R1-2410589
discussion
Discussion an AI/ML based CSI Compression
From IIT Kanpur
Summary
IIT Kanpur presents evaluation results for AI/ML-based CSI compression using temporal-spatial-frequency domain approaches, focusing on Case 2 (reconstruction with temporal correlation) and Case 3 (joint prediction). The document contains 2 key observations about the performance differences between reconstructive and predictive tasks under ideal and non-ideal UCI conditions.
Position
IIT Kanpur advocates for enhanced temporal correlation representation in AI/ML models for CSI compression, particularly emphasizing that joint prediction tasks (Case 3) require more sophisticated temporal modeling compared to reconstruction tasks (Case 2). They push for improvements in temporal diversity in datasets and better data pre-processing for training data to handle non-ideal UCI conditions effectively.
Key proposals
- Observation 1 (Sec 8): The relatively lower gain for Case 3 indicates that joint prediction may need a more effective temporal correlation representation. This suggests that enhancing temporal diversity in the dataset could help improve the performance of joint prediction, particularly in handling non-ideal conditions.

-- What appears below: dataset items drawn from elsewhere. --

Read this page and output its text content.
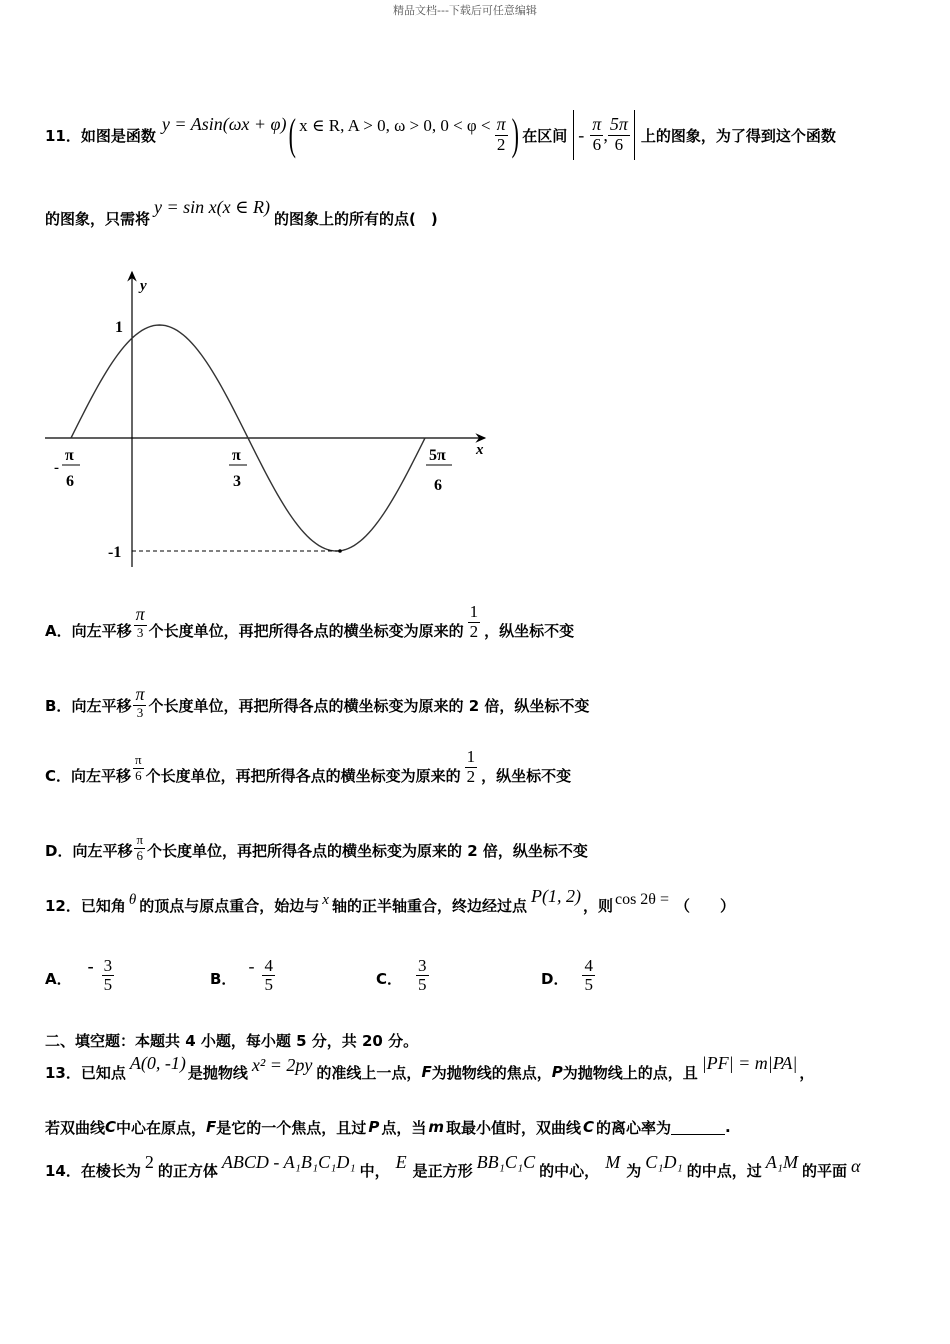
精品文档---下载后可任意编辑
11． 如图是函数
y = Asin(ωx + φ) ( x ∈ R, A > 0, ω > 0, $0 < \varphi < \frac{\pi}{2}$ ) 在区间 - $\frac{\pi}{6}$ , $\frac{5\pi}{6}$ 上的图象，为了得到这个函数
的图象，只需将
y = sin x(x ∈ R)
的图象上的所有的点(　)
y
x
1
-1
-
π
6
π
3
5π
6
A． 向左平移 $\frac{\pi}{3}$ 个长度单位，再把所得各点的横坐标变为原来的 $\frac{1}{2}$ ，纵坐标不变
B． 向左平移 $\frac{\pi}{3}$ 个长度单位，再把所得各点的横坐标变为原来的 2 倍，纵坐标不变
C． 向左平移 $\frac{\pi}{6}$ 个长度单位，再把所得各点的横坐标变为原来的 $\frac{1}{2}$ ，纵坐标不变
D． 向左平移 $\frac{\pi}{6}$ 个长度单位，再把所得各点的横坐标变为原来的 2 倍，纵坐标不变
12． 已知角 θ 的顶点与原点重合，始边与 x 轴的正半轴重合，终边经过点 P(1, 2) ，则 cos 2θ = （　　）
A．
- $\frac{3}{5}$	B．
- $\frac{4}{5}$	C． $\frac{3}{5}$	D． $\frac{4}{5}$
二、填空题：本题共 4 小题，每小题 5 分，共 20 分。
13． 已知点 A(0, -1) 是抛物线 x² = 2py 的准线上一点， F 为抛物线的焦点， P 为抛物线上的点，且 |PF| = m|PA| ，
若双曲线 C 中心在原点， F 是它的一个焦点，且过 P 点，当 m 取最小值时，双曲线 C 的离心率为	.
14． 在棱长为 2 的正方体 ABCD - A₁B₁C₁D₁ 中， E 是正方形 BB₁C₁C 的中心， M 为 C₁D₁ 的中点，过 A₁M 的平面 α
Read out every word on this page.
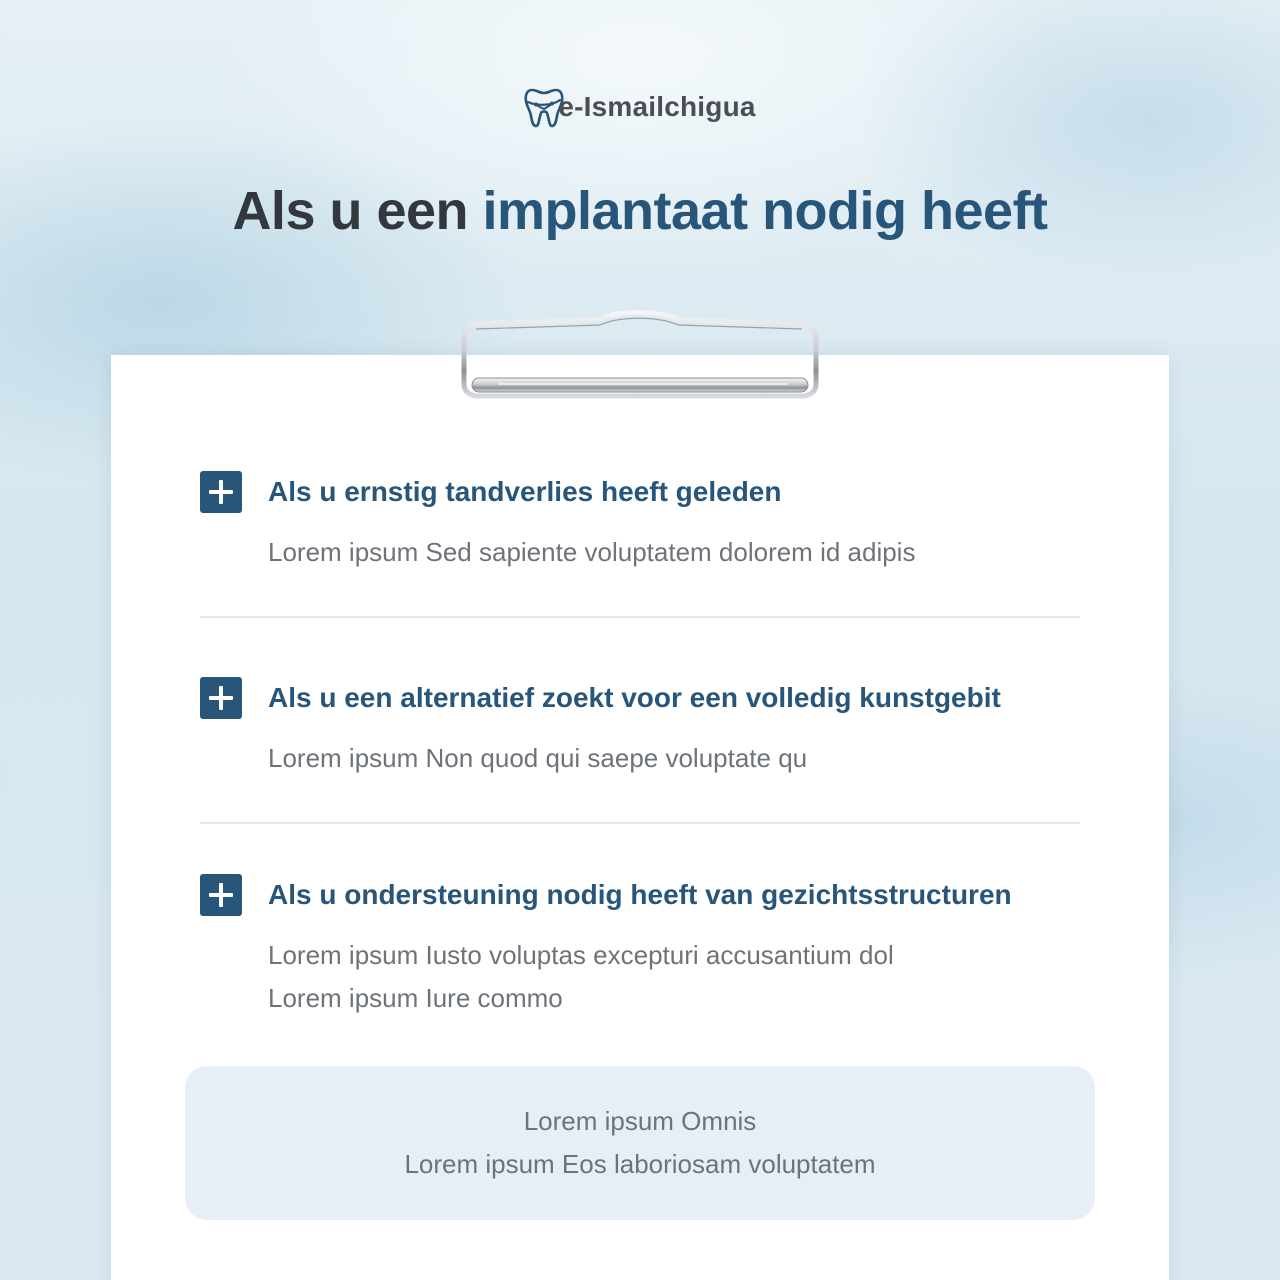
e-Ismailchigua
Als u een implantaat nodig heeft
Als u ernstig tandverlies heeft geleden
Lorem ipsum Sed sapiente voluptatem dolorem id adipis
Als u een alternatief zoekt voor een volledig kunstgebit
Lorem ipsum Non quod qui saepe voluptate qu
Als u ondersteuning nodig heeft van gezichtsstructuren
Lorem ipsum Iusto voluptas excepturi accusantium dol
Lorem ipsum Iure commo
Lorem ipsum Omnis
Lorem ipsum Eos laboriosam voluptatem
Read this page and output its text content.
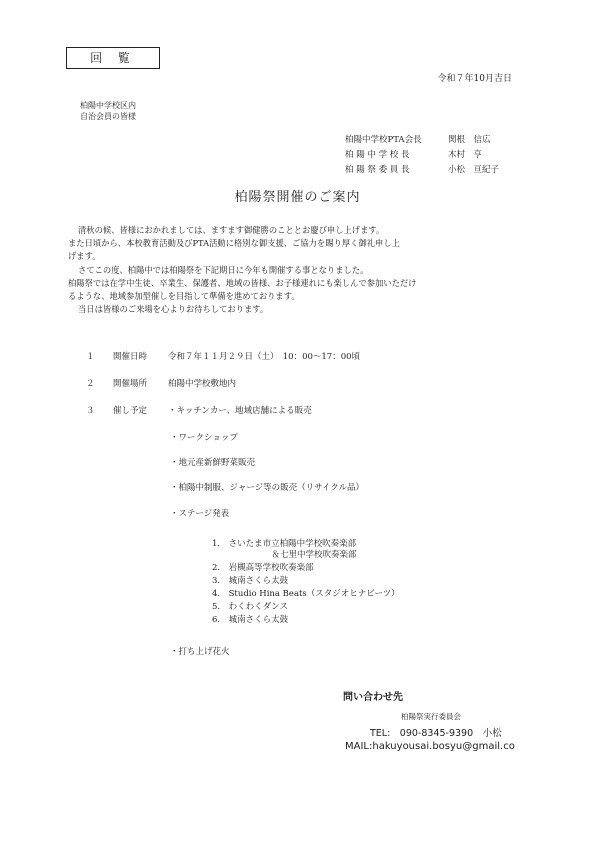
回 覧
令和７年10月吉日
柏陽中学校区内
自治会員の皆様
柏陽中学校PTA会長	関根　信広
柏 陽 中 学 校 長	木村　亨
柏 陽 祭 委 員 長	小松　亘紀子
柏陽祭開催のご案内
清秋の候、皆様におかれましては、ますます御健勝のこととお慶び申し上げます。
また日頃から、本校教育活動及びPTA活動に格別な御支援、ご協力を賜り厚く御礼申し上
げます。
さてこの度、柏陽中では柏陽祭を下記期日に今年も開催する事となりました。
柏陽祭では在学中生徒、卒業生、保護者、地域の皆様、お子様連れにも楽しんで参加いただけ
るような、地域参加型催しを目指して準備を進めております。
当日は皆様のご来場を心よりお待ちしております。
１ 開催日時 令和７年１１月２９日（土）　10：00～17：00頃
２ 開催場所 柏陽中学校敷地内
３ 催し予定 ・キッチンカー、地域店舗による販売
・ワークショップ
・地元産新鮮野菜販売
・柏陽中制服、ジャージ等の販売（リサイクル品）
・ステージ発表
1.　さいたま市立柏陽中学校吹奏楽部
　　　　　　　＆七里中学校吹奏楽部
2.　岩槻高等学校吹奏楽部
3.　城南さくら太鼓
4.　Studio Hina Beats（スタジオヒナビーツ）
5.　わくわくダンス
6.　城南さくら太鼓
・打ち上げ花火
問い合わせ先
柏陽祭実行委員会
TEL:　090-8345-9390　小松
MAIL:hakuyousai.bosyu@gmail.co
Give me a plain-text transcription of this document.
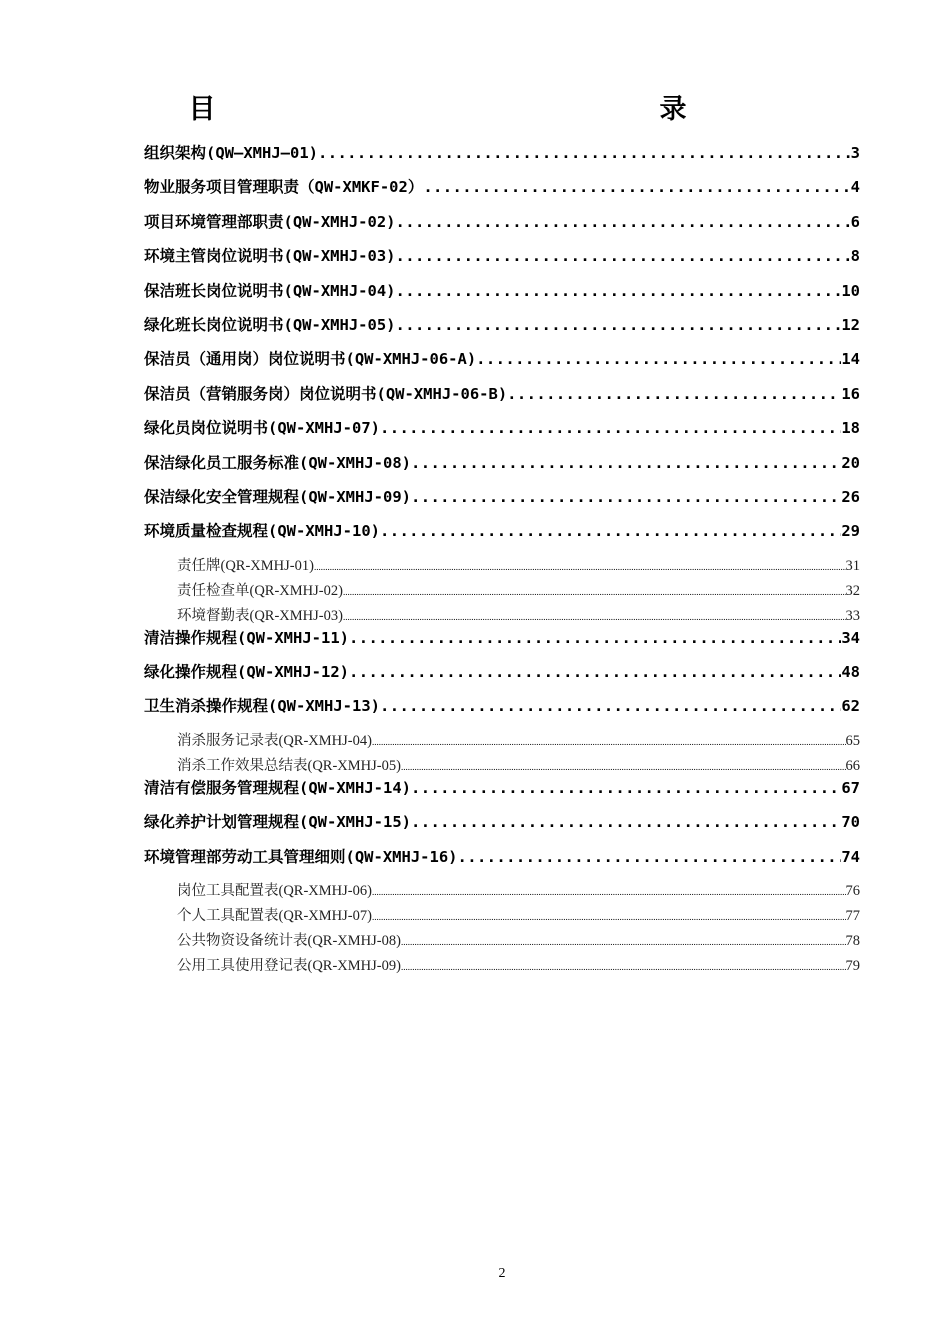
目　　录
组织架构(QW—XMHJ—01) .....	3
物业服务项目管理职责（QW-XMKF-02） .....	4
项目环境管理部职责(QW-XMHJ-02) .....	6
环境主管岗位说明书(QW-XMHJ-03) .....	8
保洁班长岗位说明书(QW-XMHJ-04) .....	10
绿化班长岗位说明书(QW-XMHJ-05) .....	12
保洁员（通用岗）岗位说明书(QW-XMHJ-06-A) .....	14
保洁员（营销服务岗）岗位说明书(QW-XMHJ-06-B) .....	16
绿化员岗位说明书(QW-XMHJ-07) .....	18
保洁绿化员工服务标准(QW-XMHJ-08) .....	20
保洁绿化安全管理规程(QW-XMHJ-09) .....	26
环境质量检查规程(QW-XMHJ-10) .....	29
责任牌(QR-XMHJ-01) .....	31
责任检查单(QR-XMHJ-02) .....	32
环境督勤表(QR-XMHJ-03) .....	33
清洁操作规程(QW-XMHJ-11) .....	34
绿化操作规程(QW-XMHJ-12) .....	48
卫生消杀操作规程(QW-XMHJ-13) .....	62
消杀服务记录表(QR-XMHJ-04) .....	65
消杀工作效果总结表(QR-XMHJ-05) .....	66
清洁有偿服务管理规程(QW-XMHJ-14) .....	67
绿化养护计划管理规程(QW-XMHJ-15) .....	70
环境管理部劳动工具管理细则(QW-XMHJ-16) .....	74
岗位工具配置表(QR-XMHJ-06) .....	76
个人工具配置表(QR-XMHJ-07) .....	77
公共物资设备统计表(QR-XMHJ-08) .....	78
公用工具使用登记表(QR-XMHJ-09) .....	79
2
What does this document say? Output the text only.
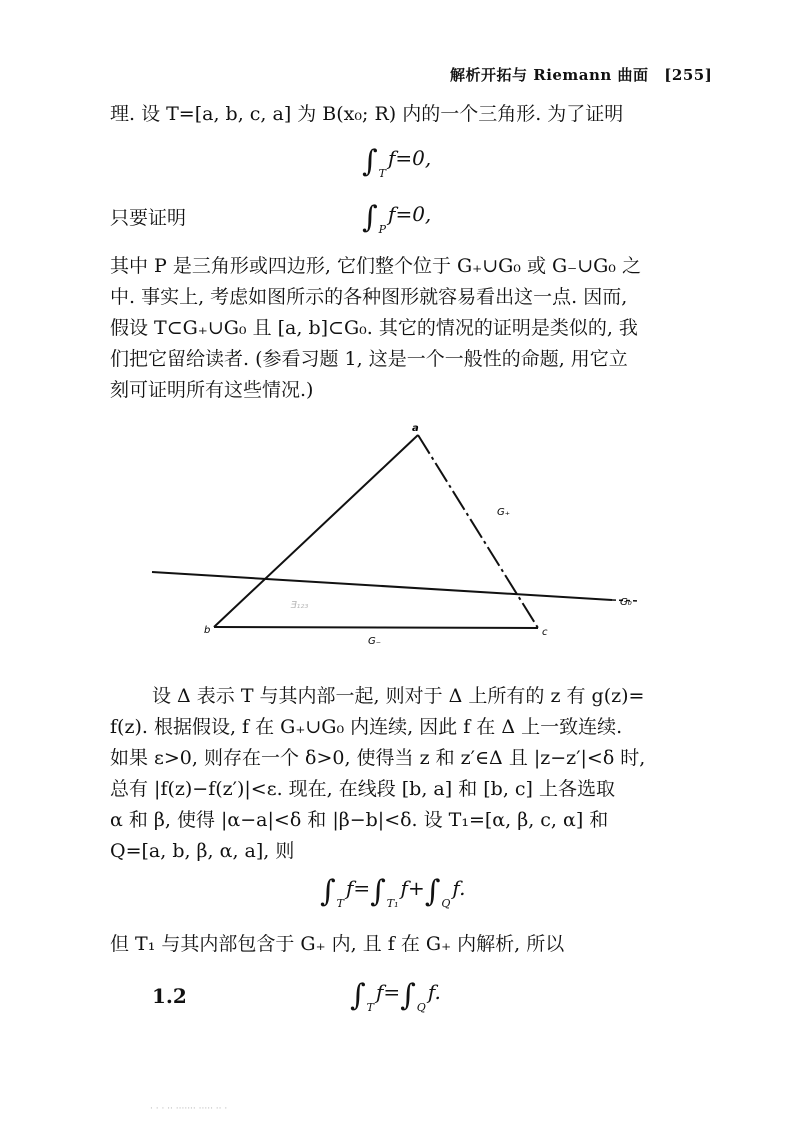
解析开拓与 Riemann 曲面 [255]
理. 设 T=[a, b, c, a] 为 B(x₀; R) 内的一个三角形. 为了证明
$\int_Tf=0$,
只要证明	$\int_Pf=0$,
其中 P 是三角形或四边形, 它们整个位于 G₊∪G₀ 或 G₋∪G₀ 之
中. 事实上, 考虑如图所示的各种图形就容易看出这一点. 因而,
假设 T⊂G₊∪G₀ 且 [a, b]⊂G₀. 其它的情况的证明是类似的, 我
们把它留给读者. (参看习题 1, 这是一个一般性的命题, 用它立
刻可证明所有这些情况.)
a
b	c
G₊
G₋
G₀
Ǝ₁₂₃
设 Δ 表示 T 与其内部一起, 则对于 Δ 上所有的 z 有 g(z)=
f(z). 根据假设, f 在 G₊∪G₀ 内连续, 因此 f 在 Δ 上一致连续.
如果 ε>0, 则存在一个 δ>0, 使得当 z 和 z′∈Δ 且 |z−z′|<δ 时,
总有 |f(z)−f(z′)|<ε. 现在, 在线段 [b, a] 和 [b, c] 上各选取
α 和 β, 使得 |α−a|<δ 和 |β−b|<δ. 设 T₁=[α, β, c, α] 和
Q=[a, b, β, α, a], 则
$\int_Tf=\int_{T_1}f+\int_Qf$.
但 T₁ 与其内部包含于 G₊ 内, 且 f 在 G₊ 内解析, 所以
1.2	$\int_Tf=\int_Qf$.
· · · ·· ······· ····· ·· ·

- Observation 2 (Sec 8): The mitigation measures at the NW side work well for reconstructive tasks, as demonstrated in Case 2, where the performance gain is notable. However, these measures may fall short for joint prediction tasks like Case 3, which are inherently more complex. Joint prediction seems to be more sensitive to inconsistencies, especially under non-ideal feedback conditions, and may benefit from improvements in temporal modelling and data pre-processing of the training data.